Lawyers want to defend based on insider knowledge

Law firms have motioned this week to represent plaintiffs in class action suits accusing Apple of colluding with publishers. Grant & Eisenhofer claimed to have an insider that revealed "detailed knowledge" in March that gave it reason to pursue the case. A matching filing from another firm also pointed to a source, possibly the same one, that attended an "in-person meeting" with a "very knowledgeable and important confidential source" that was aware of dealings.

The accuracy of the sources isn't confirmed, but if real could potentially condemn Apple, major publishers, and possibly retailers like Amazon. Publicly, the only talk of the alleged price fixing has centered on rumors of an Apple price war with Amazon in the run-up to the iPad launch, where Apple supposedly let publishers have more control over pricing to lure publishers who were hesitant to go beyond Amazon.

Under the accusations, Apple's decision to use this model was combined with "most favored nation" pricing, where other stores outside of the iBookstore weren't allowed to undercut Apple's figures. Publishers then used this term to allegedly strongarm Amazon with the threat that they would pull their books from the Kindle store without a price hike.

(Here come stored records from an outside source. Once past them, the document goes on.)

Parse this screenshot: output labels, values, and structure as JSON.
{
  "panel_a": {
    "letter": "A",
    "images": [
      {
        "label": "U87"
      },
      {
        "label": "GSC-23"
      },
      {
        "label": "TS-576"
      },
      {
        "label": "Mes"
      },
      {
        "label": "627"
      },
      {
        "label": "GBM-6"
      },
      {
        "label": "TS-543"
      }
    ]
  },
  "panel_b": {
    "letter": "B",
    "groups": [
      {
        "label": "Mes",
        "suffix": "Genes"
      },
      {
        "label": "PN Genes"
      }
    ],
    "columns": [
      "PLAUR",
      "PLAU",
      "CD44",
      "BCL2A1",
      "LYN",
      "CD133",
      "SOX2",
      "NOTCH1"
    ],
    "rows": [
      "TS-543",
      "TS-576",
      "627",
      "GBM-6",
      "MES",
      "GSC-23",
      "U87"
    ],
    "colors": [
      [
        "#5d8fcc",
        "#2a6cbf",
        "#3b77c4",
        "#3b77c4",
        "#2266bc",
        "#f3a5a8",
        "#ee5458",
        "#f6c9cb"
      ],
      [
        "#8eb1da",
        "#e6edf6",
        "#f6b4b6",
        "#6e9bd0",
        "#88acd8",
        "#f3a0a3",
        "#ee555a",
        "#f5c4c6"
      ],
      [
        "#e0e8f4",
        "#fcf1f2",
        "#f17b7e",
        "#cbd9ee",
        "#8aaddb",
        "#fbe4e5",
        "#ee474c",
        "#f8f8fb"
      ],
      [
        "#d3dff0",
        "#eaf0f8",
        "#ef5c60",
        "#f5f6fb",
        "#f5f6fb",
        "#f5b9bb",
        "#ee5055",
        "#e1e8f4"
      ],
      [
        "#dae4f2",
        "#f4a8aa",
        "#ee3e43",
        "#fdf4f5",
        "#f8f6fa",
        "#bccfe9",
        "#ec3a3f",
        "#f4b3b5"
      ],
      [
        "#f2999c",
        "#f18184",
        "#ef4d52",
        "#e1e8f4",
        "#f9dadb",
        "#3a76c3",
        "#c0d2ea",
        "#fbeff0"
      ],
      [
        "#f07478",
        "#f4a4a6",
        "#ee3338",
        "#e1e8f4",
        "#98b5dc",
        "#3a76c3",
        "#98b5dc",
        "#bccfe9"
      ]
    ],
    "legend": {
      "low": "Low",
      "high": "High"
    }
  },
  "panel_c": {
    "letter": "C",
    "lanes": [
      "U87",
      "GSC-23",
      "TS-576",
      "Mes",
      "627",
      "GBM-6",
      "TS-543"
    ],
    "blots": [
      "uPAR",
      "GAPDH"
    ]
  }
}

Amazon itself hasn't been considered entirely fair to publishers and is known to have sold e-books at a loss to build market share. Apple's move may have created a reverse situation where publishers could pad margins and keep prices high. [via paidContent]

by MacNN Staff



  1. adavidw

    Joined: Dec 1969


    not "have motioned"

    Should read "Law firms have moved this week". In a legal context, you "move", not "motion". You could say that someone had "made a motion", but that's not really correct, either. You definitely would never say "have motioned".

  1. testudo

    Joined: Dec 1969



    Amazon itself hasn't been considered entirely fair to publishers and is known to have sold e-books at a loss to build market share.

    Selling at a loss is not unfair to publishers, as it is Amazon who eats the loss, not the publisher.

  1. testudo

    Joined: Dec 1969



    Of course, no one could actually explain Apple's stance that publishers of music should have no say on the pricing, 99 cents is the perfect price point, but then with books, Amazon's 'perfect price point' is completely unfair and publishers should be given the right to set their own prices!